What’s the best notebook for traveling?
I’ve always had an affinity for thin and light notebook computers. Maybe it was because of all the international business traveling I’ve done for the past several decades. I used to use Thinkpads, but eventually migrated to MacBooks when Microsoft Windows software became buggy, complex and failed to address the security issues that made maintenance a daily chore. The day I switched was when I turned my computer on one morning to read my email and Microsoft grabbed control of the machine to do another update, and I waited for nearly an hour to be able to access it. And that’s what I’ve been using ever since, MacBooks. I’ve gone through a half-dozen models over the past 20 years. For the past 2 years I’ve been using a 12-inch MacBook, Apple’s lightest and thinnest notebook. Yes, it’s underpowered, but it’s oh so light, just 2 pounds.
But as I’ve written previously, it has its own burdens that go along with its compactness and feather lightness. A terrible, unreliable keyboard and a tendency to go into an unresponsive mode while it’s doing something on its own for 10 or 20 minutes at a time. And like Windows of decades ago, I am getting reminders to upgrade the software a few times each week now, requiring shutdown and about 30 minutes to do.
The problems have really become unmanageable while undertaking a big writing project I’m doing that will lead to a new book. I’ve been writing a few hours every day and the MacBook just doesn’t cut it.
So, I finally switched to a Lenovo Thinkpad Carbon X1. While there are other good choices from HP, Dell and even Microsoft, I’ve had an affinity for the keyboards and black matte finish of the Thinkpads going back before I began using MacBooks. It’s nearly as light as the MacBook 12”, 2.49 pounds.
I couldn’t believe how much better hardware it was than the MacBooks, including the MacBook Pros. It has an incredible keyboard, a gorgeous display and an amazing responsiveness, compared to the MacBook’s sluggishness. Unlike the MacBook with a single USB-C port and headphone jack, the X1 has those plus four more ports – even a memory card slot.
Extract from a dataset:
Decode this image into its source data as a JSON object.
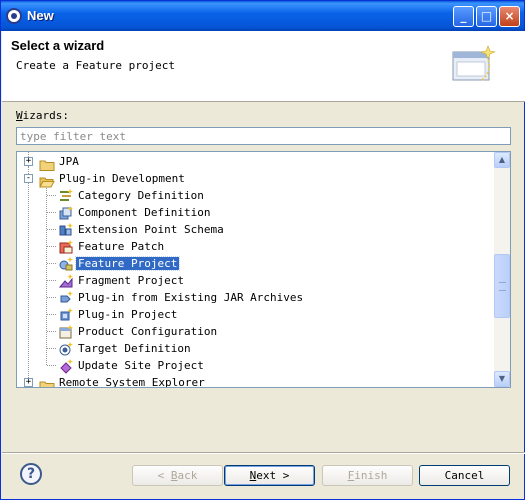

I do now have the challenge of moving from Apple’s OSX to Windows 10. That will take some time, but so far, Windows is much improved over earlier versions, and there are good YouTube instructional videos to ease the transition. Because we store so much on the web now, there’s little need to transfer documents using a hard drive.
It’s not so much getting used to browsing and using the productivity software, such as Office; it’s doing the smaller things such as taking screenshots and other tricks that are unique to the two platforms. And it’s getting access to all the documents and files I’ve accumulated on the Mac. Fortunately, I’ve used Apple’s iCloud to store my important documents, and there’s an iCloud app for Windows that allows the same access and utility. You can even sign into the iCloud using a browser just as you do on a Mac.
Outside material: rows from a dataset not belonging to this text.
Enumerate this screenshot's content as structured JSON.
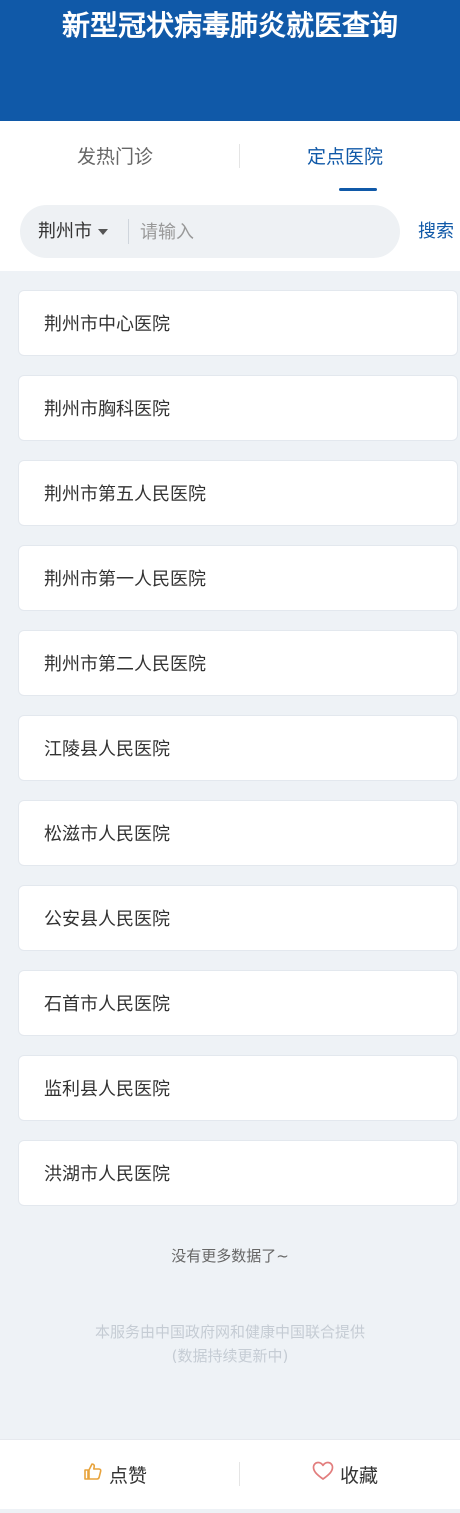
{
  "header": {
    "title": "新型冠状病毒肺炎就医查询"
  },
  "tabs": [
    {
      "label": "发热门诊"
    },
    {
      "label": "定点医院",
      "active": true
    }
  ],
  "search": {
    "city": "荆州市",
    "placeholder": "请输入",
    "button_label": "搜索"
  },
  "hospitals": [
    {
      "name": "荆州市中心医院"
    },
    {
      "name": "荆州市胸科医院"
    },
    {
      "name": "荆州市第五人民医院"
    },
    {
      "name": "荆州市第一人民医院"
    },
    {
      "name": "荆州市第二人民医院"
    },
    {
      "name": "江陵县人民医院"
    },
    {
      "name": "松滋市人民医院"
    },
    {
      "name": "公安县人民医院"
    },
    {
      "name": "石首市人民医院"
    },
    {
      "name": "监利县人民医院"
    },
    {
      "name": "洪湖市人民医院"
    }
  ],
  "list_end_text": "没有更多数据了~",
  "footer": {
    "line1": "本服务由中国政府网和健康中国联合提供",
    "line2": "(数据持续更新中)"
  },
  "bottom_bar": {
    "like_label": "点赞",
    "like_icon": "thumbs-up-icon",
    "favorite_label": "收藏",
    "favorite_icon": "heart-icon"
  },
  "colors": {
    "brand_blue": "#1059a8",
    "like_icon": "#e8a33c",
    "favorite_icon": "#e27d7d"
  }
}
What I miss the most are the mail and calendar programs on Apple that I’ve become used to. I’ve tried Outlook but am struggling to import my contacts and calendar. So, I’ve settled on the new version of Gmail, which has been my primary email provider. Its calendar is not as good, but it’s new Gmail interface is awesome, so those have become my defaults for now. Nothing is simple, but I’ll continue using the Thinkpad and try to solve these anomalies. If needed, the local Microsoft store offers their own version of Apple’s Genius bar that I may try out.
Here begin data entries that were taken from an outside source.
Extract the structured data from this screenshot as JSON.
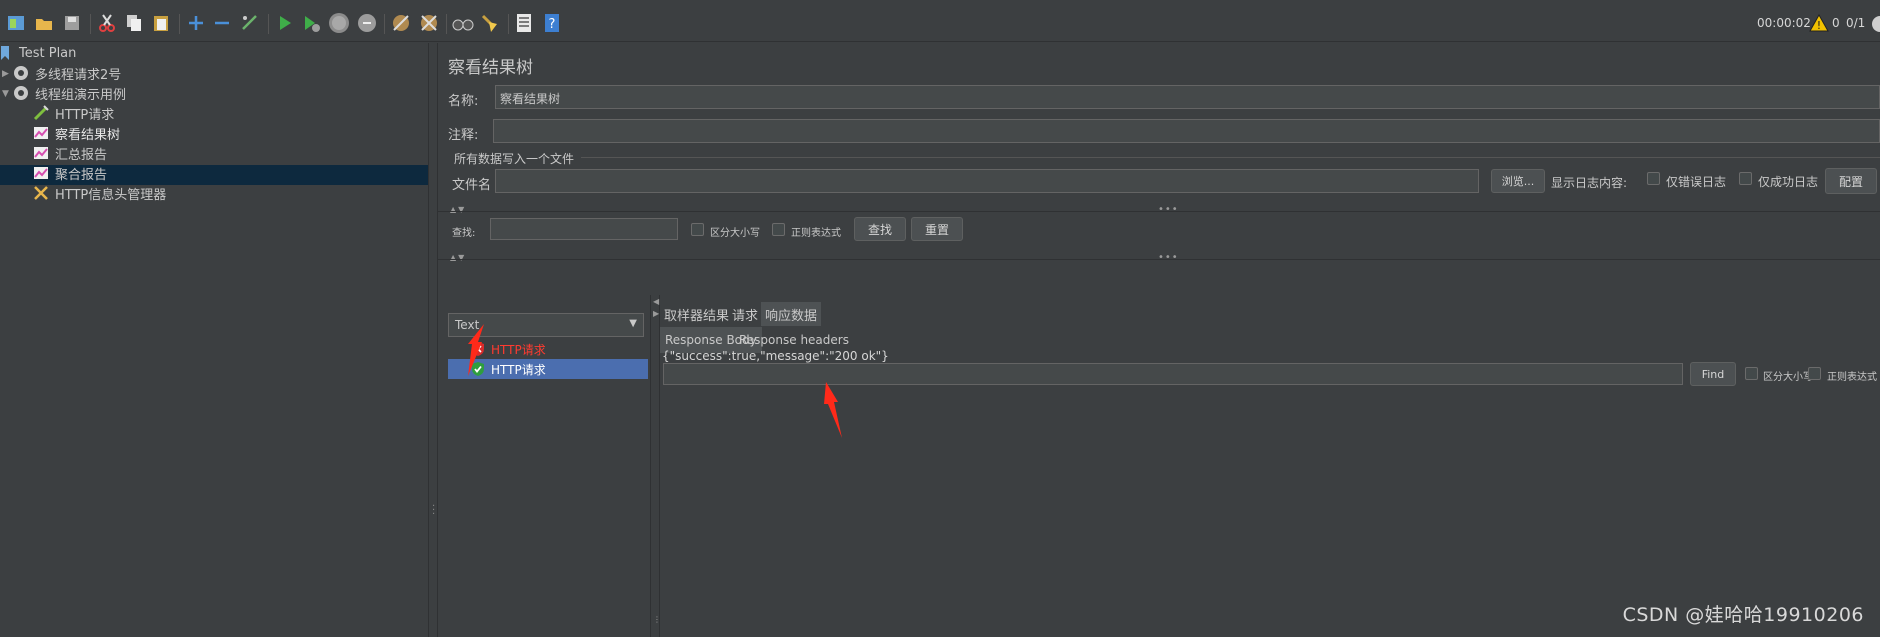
{
  "toolbar": {
    "timer": "00:00:02",
    "warning_count": "0",
    "threads": "0/1"
  },
  "tree": {
    "items": [
      {
        "label": "Test Plan",
        "icon": "test-plan-icon"
      },
      {
        "label": "多线程请求2号",
        "icon": "gear-icon"
      },
      {
        "label": "线程组演示用例",
        "icon": "gear-icon"
      },
      {
        "label": "HTTP请求",
        "icon": "pipette-icon"
      },
      {
        "label": "察看结果树",
        "icon": "chart-icon"
      },
      {
        "label": "汇总报告",
        "icon": "chart-icon"
      },
      {
        "label": "聚合报告",
        "icon": "chart-icon"
      },
      {
        "label": "HTTP信息头管理器",
        "icon": "wrench-icon"
      }
    ]
  },
  "panel": {
    "title": "察看结果树",
    "name_label": "名称:",
    "name_value": "察看结果树",
    "comment_label": "注释:",
    "comment_value": "",
    "write_all_label": "所有数据写入一个文件",
    "filename_label": "文件名",
    "filename_value": "",
    "browse_button": "浏览...",
    "log_content_label": "显示日志内容:",
    "errors_only_label": "仅错误日志",
    "success_only_label": "仅成功日志",
    "config_button": "配置"
  },
  "search": {
    "label": "查找:",
    "value": "",
    "case_sensitive_label": "区分大小写",
    "regex_label": "正则表达式",
    "find_button": "查找",
    "reset_button": "重置"
  },
  "results": {
    "renderer": "Text",
    "items": [
      {
        "label": "HTTP请求",
        "status": "fail"
      },
      {
        "label": "HTTP请求",
        "status": "success"
      }
    ]
  },
  "detail": {
    "tabs": [
      "取样器结果",
      "请求",
      "响应数据"
    ],
    "active_tab": "响应数据",
    "subtabs": [
      "Response Body",
      "Response headers"
    ],
    "active_subtab": "Response Body",
    "find_value": "",
    "find_button": "Find",
    "case_sensitive_label": "区分大小写",
    "regex_label": "正则表达式",
    "body": "{\"success\":true,\"message\":\"200 ok\"}"
  },
  "watermark": "CSDN @娃哈哈19910206",
  "colors": {
    "background": "#3c3f41",
    "selection": "#4b6eaf",
    "tree_selection": "#0d293e",
    "fail": "#ff3b30",
    "annotation_arrow": "#ff2a1a"
  }
}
I still think Apple has the best OS, an opinion perhaps influenced by its familiarity, but the company certainly no longer has the best notebook hardware. They’ve fallen way behind and have a long way to go to catch up to this wonderful computer from Lenovo.And it’s not just Lenovo. I have a friend who loves his Microsoft Surface notebook, having ditched his MacBook Pro.
The Thinkpad Carbon X1 ranges in price from about $1200 to $2400. Costco sells a well equipped version for $1549. I’m using the version with the HD display that’s at the top end. Granted, it’s almost twice the cost of the MacBook 12-inch, closer to a MacBook Pro, but I’m less sensitive to cost. I just want a compact, lightweight notebook with a great display for traveling, and Apple has nothing comparable to offer. If you’re still an Apple fan, then the best portable notebook they have is the decades old MacBook Air. It has all the ports and a good keyboard, but a less sharp display. Why do I think that’s the best? Because an Apple store employee told me while he was trying to get my MacBook keyboard to work!